And of course, there are a lot of other expenses to be careful about when selling a home, either quickly or later on. This includes tasks such as painting, staging, house and carpet cleaning, lawn care and gardening, and local moving costs. You'll start accumulating the benefits of owning versus buying, you'll build up capital, and if the real estate market increases in your area, the value of your home will also increase. If you bought a starting home and are now considering moving to another, you may be wondering how long you should own your home before selling it.
The time you stay in your home relates to the point where you are breaking even or exceeding that limit with respect to paying your rent. Perhaps you've taken a look at the real estate market and are already hoping to make a profit with a good sale price when selling your home. In this case, it might make financial sense to sell your home and not strive to increase your capital. For all these reasons, Black says that buying a home should ideally mean a long-term commitment to a particular geographical area.

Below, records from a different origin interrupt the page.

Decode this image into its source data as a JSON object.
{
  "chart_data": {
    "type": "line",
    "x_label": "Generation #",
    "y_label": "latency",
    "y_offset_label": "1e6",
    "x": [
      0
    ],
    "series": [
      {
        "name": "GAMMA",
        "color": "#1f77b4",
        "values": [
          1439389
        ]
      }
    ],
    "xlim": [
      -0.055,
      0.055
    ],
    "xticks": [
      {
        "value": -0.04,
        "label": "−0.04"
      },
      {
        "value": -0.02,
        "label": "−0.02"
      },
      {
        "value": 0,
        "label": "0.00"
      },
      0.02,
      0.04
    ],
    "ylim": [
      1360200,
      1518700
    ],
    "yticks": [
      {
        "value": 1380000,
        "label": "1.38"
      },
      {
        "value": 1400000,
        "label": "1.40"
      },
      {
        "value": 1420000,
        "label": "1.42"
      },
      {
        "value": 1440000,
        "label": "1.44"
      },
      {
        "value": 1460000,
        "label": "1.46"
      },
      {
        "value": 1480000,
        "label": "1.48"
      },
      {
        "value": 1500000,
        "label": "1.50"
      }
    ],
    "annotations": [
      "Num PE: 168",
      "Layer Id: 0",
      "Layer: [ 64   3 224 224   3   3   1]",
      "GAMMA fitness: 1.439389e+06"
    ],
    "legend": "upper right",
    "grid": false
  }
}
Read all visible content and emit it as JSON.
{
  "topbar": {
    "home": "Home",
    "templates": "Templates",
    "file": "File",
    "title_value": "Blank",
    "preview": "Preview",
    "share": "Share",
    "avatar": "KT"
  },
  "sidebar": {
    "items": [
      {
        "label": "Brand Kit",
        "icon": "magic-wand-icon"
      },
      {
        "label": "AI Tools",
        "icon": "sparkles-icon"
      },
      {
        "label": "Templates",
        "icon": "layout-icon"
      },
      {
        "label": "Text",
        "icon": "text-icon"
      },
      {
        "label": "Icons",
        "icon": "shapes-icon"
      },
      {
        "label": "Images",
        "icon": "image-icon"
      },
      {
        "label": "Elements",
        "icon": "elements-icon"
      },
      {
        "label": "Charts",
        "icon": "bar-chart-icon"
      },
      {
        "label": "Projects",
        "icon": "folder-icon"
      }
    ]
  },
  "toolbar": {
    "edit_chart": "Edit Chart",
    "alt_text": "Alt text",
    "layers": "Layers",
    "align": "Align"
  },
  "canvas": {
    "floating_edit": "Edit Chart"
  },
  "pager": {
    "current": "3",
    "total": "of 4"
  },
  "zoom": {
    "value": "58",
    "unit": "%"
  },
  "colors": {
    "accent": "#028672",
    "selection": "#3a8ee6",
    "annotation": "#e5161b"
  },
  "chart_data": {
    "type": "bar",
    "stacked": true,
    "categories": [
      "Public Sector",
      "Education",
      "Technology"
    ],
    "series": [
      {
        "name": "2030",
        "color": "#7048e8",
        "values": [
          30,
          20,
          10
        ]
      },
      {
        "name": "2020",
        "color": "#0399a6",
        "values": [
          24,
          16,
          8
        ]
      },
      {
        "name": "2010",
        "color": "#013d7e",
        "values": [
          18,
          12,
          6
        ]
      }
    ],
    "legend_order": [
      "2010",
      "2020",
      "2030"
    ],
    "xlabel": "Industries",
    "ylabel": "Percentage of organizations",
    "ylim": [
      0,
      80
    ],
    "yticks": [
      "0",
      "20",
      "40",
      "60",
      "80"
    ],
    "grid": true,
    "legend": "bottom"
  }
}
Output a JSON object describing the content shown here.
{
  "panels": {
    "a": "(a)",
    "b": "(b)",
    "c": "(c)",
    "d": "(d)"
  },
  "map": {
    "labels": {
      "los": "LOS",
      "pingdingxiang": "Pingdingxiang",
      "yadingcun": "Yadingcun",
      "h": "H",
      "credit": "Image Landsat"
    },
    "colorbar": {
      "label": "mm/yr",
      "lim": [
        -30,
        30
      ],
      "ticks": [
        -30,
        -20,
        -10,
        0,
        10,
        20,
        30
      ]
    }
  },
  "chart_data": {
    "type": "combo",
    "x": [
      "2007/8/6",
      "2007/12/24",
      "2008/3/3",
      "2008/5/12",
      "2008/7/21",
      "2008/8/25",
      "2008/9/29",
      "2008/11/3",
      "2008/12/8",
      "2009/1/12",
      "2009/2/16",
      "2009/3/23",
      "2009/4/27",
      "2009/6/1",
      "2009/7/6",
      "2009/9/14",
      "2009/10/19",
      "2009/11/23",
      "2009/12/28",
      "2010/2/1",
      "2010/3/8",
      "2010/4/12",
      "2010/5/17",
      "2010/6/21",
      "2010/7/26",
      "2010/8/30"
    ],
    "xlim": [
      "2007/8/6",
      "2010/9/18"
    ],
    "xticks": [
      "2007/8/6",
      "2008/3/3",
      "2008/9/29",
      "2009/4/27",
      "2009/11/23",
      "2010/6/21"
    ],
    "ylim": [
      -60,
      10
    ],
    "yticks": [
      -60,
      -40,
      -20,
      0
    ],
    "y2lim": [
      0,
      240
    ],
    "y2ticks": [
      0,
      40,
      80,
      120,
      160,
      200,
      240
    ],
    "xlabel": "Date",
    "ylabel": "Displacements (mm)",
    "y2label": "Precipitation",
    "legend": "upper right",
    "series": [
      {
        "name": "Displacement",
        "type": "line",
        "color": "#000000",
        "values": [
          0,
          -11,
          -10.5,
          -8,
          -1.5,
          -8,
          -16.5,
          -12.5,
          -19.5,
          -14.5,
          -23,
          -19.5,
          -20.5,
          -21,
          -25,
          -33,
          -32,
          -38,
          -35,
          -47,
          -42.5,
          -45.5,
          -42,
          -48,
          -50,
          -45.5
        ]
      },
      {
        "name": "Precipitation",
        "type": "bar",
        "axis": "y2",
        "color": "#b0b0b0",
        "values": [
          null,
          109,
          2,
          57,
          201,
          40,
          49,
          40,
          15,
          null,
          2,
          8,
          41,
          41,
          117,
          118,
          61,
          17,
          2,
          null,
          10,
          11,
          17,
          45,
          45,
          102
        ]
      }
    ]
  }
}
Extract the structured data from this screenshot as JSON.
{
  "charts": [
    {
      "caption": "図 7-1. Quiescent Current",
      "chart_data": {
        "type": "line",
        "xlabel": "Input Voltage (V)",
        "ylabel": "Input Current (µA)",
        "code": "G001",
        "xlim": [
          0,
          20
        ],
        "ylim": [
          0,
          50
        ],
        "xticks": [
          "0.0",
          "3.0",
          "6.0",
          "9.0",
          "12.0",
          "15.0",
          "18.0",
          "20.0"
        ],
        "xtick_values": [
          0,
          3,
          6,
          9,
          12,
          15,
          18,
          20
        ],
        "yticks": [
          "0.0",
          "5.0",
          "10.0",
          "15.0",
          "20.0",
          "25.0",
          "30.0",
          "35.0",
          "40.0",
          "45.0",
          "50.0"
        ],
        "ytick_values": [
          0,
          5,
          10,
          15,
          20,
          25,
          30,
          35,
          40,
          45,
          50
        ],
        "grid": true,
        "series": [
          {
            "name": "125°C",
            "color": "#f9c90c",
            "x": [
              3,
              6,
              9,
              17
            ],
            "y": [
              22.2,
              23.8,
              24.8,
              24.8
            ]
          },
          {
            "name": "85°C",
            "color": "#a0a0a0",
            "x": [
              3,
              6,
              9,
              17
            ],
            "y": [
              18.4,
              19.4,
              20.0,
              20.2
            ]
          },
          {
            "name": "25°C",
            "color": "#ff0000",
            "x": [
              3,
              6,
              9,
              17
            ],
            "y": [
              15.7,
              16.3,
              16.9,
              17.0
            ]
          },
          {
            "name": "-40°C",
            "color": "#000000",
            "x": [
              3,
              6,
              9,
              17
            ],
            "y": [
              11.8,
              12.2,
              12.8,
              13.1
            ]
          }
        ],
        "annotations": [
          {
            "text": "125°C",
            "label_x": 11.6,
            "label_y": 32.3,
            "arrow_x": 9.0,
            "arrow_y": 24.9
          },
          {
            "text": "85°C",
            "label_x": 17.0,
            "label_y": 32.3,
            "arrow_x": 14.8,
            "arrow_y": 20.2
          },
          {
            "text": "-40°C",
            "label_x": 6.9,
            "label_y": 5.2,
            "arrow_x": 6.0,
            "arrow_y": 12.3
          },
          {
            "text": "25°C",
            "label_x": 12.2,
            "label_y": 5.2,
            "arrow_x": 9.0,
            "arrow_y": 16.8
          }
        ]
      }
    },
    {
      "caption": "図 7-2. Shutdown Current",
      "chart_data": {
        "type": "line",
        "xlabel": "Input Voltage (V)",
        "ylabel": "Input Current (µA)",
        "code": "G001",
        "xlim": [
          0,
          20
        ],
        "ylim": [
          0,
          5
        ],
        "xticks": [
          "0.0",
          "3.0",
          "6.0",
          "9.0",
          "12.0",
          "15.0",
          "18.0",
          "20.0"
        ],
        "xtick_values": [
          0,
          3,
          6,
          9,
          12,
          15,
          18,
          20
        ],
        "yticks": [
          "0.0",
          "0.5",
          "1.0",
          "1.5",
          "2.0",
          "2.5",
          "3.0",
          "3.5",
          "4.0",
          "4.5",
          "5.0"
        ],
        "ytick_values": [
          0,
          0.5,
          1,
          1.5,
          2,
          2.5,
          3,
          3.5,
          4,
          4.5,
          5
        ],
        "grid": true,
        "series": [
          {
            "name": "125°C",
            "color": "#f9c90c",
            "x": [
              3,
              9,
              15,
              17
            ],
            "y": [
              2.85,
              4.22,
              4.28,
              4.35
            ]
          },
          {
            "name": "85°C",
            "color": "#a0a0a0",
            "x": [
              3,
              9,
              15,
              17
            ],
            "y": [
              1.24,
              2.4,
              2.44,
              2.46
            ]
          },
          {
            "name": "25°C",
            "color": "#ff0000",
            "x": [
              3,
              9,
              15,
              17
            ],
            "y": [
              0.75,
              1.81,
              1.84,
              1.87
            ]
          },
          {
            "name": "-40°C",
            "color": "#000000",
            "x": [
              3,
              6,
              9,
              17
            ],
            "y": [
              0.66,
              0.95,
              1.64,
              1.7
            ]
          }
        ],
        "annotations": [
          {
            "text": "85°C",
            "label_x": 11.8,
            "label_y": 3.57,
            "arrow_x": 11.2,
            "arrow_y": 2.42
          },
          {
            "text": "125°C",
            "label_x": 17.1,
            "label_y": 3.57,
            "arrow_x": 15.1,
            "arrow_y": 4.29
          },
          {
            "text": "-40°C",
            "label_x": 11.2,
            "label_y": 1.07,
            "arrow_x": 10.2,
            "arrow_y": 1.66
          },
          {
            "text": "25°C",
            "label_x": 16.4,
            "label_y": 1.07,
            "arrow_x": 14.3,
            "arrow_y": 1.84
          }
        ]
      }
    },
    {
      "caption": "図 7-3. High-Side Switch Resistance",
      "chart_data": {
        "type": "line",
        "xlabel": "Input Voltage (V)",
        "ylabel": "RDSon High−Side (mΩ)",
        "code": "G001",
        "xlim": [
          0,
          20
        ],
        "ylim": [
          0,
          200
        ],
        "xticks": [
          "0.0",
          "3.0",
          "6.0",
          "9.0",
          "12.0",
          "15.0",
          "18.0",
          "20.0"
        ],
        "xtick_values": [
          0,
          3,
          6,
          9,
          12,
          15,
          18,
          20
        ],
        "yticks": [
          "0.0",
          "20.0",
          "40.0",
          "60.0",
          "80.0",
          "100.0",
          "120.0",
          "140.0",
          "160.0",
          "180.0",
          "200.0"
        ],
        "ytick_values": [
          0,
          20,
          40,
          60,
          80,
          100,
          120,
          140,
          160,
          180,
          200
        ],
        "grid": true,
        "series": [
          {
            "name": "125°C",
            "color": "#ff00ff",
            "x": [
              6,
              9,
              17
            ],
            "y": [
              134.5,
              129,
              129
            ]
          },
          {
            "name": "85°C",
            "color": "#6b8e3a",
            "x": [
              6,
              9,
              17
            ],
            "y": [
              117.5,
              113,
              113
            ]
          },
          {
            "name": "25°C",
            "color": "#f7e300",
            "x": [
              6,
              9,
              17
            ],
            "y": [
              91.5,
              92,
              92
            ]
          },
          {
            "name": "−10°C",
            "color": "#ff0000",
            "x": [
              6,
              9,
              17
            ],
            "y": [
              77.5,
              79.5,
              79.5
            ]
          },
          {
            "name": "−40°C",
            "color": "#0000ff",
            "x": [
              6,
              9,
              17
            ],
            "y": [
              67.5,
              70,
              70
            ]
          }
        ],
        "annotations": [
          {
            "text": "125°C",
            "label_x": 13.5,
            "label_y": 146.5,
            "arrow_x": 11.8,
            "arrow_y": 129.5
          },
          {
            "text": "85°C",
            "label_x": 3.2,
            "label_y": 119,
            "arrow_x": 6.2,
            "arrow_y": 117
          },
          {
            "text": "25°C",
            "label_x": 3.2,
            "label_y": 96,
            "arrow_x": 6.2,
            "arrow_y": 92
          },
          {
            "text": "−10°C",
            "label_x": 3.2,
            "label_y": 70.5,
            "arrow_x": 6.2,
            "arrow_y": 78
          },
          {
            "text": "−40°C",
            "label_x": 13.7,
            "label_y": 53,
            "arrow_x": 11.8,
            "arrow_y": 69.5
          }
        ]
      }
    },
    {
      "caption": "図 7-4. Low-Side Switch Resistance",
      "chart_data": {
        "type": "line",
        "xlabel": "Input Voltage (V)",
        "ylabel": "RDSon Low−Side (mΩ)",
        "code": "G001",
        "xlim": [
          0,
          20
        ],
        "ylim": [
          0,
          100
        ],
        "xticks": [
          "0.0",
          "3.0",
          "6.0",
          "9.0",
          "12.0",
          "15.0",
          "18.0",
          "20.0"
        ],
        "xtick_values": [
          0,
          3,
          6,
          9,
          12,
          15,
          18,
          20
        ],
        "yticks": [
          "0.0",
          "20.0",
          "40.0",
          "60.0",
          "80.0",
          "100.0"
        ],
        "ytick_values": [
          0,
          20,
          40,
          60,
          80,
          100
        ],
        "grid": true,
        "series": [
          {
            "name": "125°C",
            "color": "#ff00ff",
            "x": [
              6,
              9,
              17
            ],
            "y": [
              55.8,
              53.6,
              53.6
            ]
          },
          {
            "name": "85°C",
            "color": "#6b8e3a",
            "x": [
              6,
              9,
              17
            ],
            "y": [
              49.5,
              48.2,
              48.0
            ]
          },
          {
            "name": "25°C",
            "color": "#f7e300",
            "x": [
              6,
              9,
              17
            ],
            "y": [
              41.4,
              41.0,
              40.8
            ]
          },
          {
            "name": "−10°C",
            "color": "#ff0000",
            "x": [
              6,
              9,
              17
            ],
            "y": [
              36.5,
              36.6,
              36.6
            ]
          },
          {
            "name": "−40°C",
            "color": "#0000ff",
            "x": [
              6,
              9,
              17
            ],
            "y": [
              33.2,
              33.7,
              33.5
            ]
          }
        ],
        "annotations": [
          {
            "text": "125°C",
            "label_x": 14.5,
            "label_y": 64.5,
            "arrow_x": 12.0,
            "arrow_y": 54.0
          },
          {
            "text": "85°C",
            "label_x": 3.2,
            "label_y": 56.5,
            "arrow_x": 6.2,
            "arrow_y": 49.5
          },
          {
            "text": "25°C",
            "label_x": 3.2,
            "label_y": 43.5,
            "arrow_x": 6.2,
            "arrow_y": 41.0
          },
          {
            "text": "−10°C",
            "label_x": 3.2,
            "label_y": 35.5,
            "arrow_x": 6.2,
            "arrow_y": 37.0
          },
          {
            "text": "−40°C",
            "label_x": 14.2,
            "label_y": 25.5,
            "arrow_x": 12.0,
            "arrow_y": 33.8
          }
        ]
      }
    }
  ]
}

The typical seller lives in their home for 15 years before putting it up for sale, according to the Zillow Group Consumer Housing Trends Report. This determines whether it makes more sense to rent or buy a home for a given period of time. A home is most people's biggest financial investment, so homeowners tend to stick around long enough to raise significant capital. Every time you buy and sell a home, you face closing costs, such as land transfer tax, real estate attorney fees, your realtor's commission, and more.
Buying and Selling Costs Buying and selling costs are an important and often overlooked factor in determining how long you should own your home before selling it. If you've owned a home for more than a year and make a profit from the sale, you expect a capital gains tax rate of up to 20%, depending on your tax bracket. It's worth noting that if you've lived in your house for less than two years, there are some cases where you may be exempt from paying capital gains taxes, such as if you move because of a natural disaster, death, or unemployment.